SpawnInViewWidgets()
Use this to create widgets for data that should now be visible.
RenderCurrentLine()
Use this if the line drawing behavior needs to change.
RenderLineLabel()
Use this to customize label rendering.
RenderLineTick()
Use this to customize tick line drawing.
GetLineLabel()
Use this when logical indexes need custom labels.
For example:
0 → Bar 1
1 → Bar 2
60 → C4
61 → C#4What To Adjust First
Create a UUserWidget Blueprint And Add A LineGridCanvasPanel, then start with these settings:
1. Define the line grids
Create line grid entries for the logical units you need.
Example:
Bars
Beats
Tracks
Pitch
Seconds
Frames
2. Set each grid orientation
Use horizontal orientation for units that grow across the X axis.
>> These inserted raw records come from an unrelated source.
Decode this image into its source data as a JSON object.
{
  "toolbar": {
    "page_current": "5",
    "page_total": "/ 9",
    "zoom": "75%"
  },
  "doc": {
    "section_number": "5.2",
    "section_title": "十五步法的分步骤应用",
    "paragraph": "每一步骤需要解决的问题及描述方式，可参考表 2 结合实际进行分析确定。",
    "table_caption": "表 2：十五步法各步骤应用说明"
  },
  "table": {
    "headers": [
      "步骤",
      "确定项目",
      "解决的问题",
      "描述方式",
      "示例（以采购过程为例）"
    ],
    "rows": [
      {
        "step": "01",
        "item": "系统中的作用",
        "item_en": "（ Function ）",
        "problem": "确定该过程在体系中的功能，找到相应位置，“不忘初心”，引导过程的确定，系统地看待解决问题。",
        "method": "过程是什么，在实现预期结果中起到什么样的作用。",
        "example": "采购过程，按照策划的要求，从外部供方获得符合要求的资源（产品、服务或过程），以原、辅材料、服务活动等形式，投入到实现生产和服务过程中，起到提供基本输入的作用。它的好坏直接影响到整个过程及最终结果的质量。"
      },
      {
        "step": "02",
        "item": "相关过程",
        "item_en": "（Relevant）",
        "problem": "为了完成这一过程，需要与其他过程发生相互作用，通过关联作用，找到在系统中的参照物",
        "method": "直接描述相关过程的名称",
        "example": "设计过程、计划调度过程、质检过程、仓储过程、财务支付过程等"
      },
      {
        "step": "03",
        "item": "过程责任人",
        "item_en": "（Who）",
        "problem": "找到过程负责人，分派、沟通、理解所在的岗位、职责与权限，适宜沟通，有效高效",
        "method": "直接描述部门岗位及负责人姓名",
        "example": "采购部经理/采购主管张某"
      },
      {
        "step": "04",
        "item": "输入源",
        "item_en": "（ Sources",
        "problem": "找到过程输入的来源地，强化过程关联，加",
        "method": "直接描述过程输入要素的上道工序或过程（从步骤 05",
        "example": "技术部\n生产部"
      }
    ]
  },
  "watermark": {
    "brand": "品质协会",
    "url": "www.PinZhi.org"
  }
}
Use vertical orientation for units that grow across the Y axis.
3. Set line spacing
This controls how dense the grid appears.
It is also the main value affected by zooming.
4. Configure default child units
Set:
DefaultLogicalXUnitsID
DefaultLogicalYUnitsIDThis reduces setup work for child widgets.
5. Configure in-view units
Set:
LogicalInViewXUnitsID
LogicalInViewYUnitsIDThese control the logical range used for spawning and removing child widgets.
6. Check flipped axes
If your logical direction should run opposite to UMG’s physical direction, enable bFlipLogicalUnits on that grid.
This is most common on vertical pitch grids.
7. Set child anchors correctly
Line grid children should use top-left point anchors and top-left alignment.
At runtime as you spawn widgets , use this anchor. If testing while in the designer, use this anchor.
The expectation is you’ll be spawning children dynamically at runtime during SpawnInViewWidgets().
The panel can auto-correct this, but the widget blueprint/ dynamic code should still be authored correctly.
Where Scrolling And Zooming Fit
LineGridCanvasPanel knows how to draw grids and place children on those grids.
It does not, by itself, define the complete user-facing scroll and zoom experience.
Scrolling and zooming are usually handled by a wrapper widget that changes:
- The line grid canvas position
- The line grid canvas size
- The parent line grid spacing
- The normalized scroll value
- The normalized zoom value
At a higher level, you don’t need to worry about that, as you’re expected to use or inherit from
UAxScrollableZoomableGridWidget
and Add your custom LineGridCanvas to it.
This wrapper widget is pre setup to zoom and scroll whatever linegrid widget you hand to it.